Originally Posted by
bedrock
ALPA and the regional pilot group are at odd with one another, so i agree, ALPA has hindered not helped regional pilots. They urged signing of poor contracts to keep mainline costs low in order to ensure a bigger slice of the pie for ALPA mainline pilots.
And this is why the current regional pilots are doomed to substandard agreements and a victim mentality. You really blame the mainline pilots for your groups acceptance of substandard contracts? Your group was more than happy to accept the gift of mainline flying from relaxed scope clauses which without the majority of you would not be flying airplanes today. You were more than happy to accept those reduced wages of your own negotiations to get those fast upgrades and to move on to another carrier.
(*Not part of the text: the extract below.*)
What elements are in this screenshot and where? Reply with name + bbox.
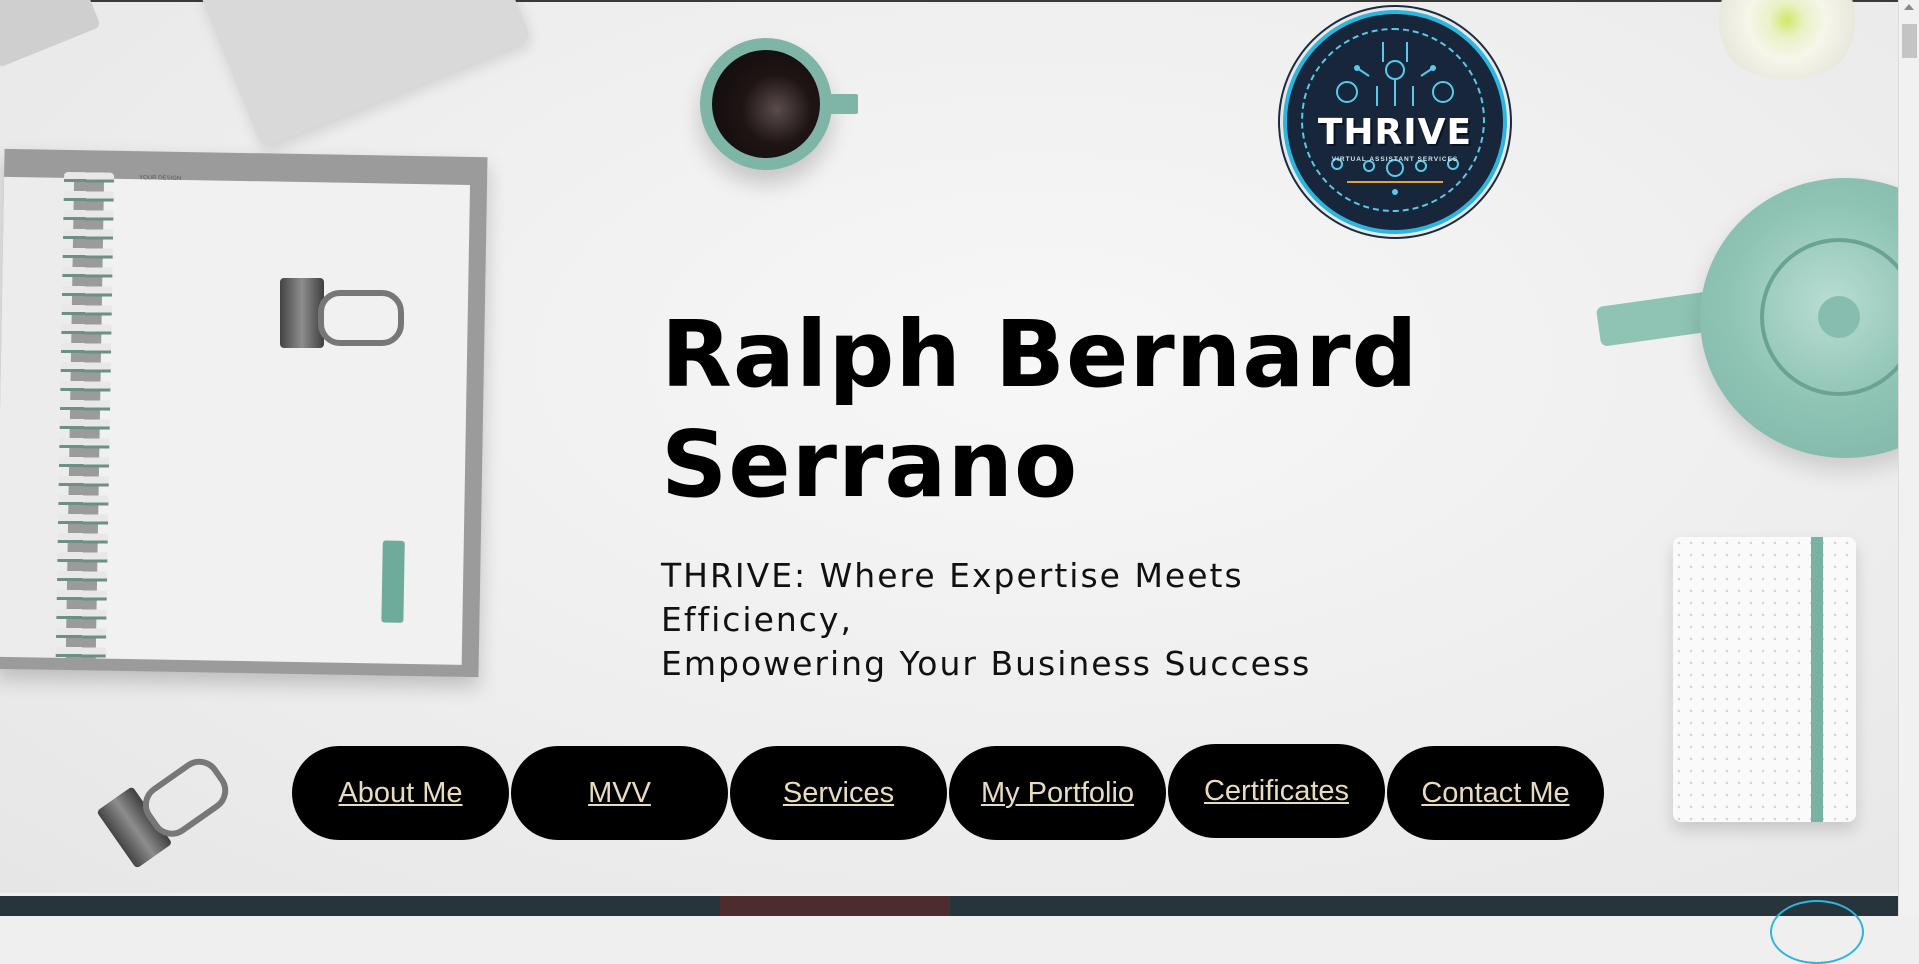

However, regionals hit the saturation point. The growth stopped, age 65 went into effec and the regional workgroup got more senior as there was no movement. All of a sudden you guys start considering the consequences of long term regional employment.
It isn't the mainline pilot groups that have hurt you. It is pure economics of the equipment you fly and the wages you earn. The regional 50 seat airplane is a money loser. That isn't the fault of the mainline pilots.
Why don't you find someone else to blame for all of your woes in life. I have to ask, did you do any research into the pay and benefits of your carrier before you took the job? Was this all a surprise to you after the fact?
What seems to elude most of the regional pilots is that having a job as an RJ pilot doesn't guarantee you a mainline cockpit ans pay rate. With the poor attitudes many display I suspect more than a few of you door very poorly in interviews.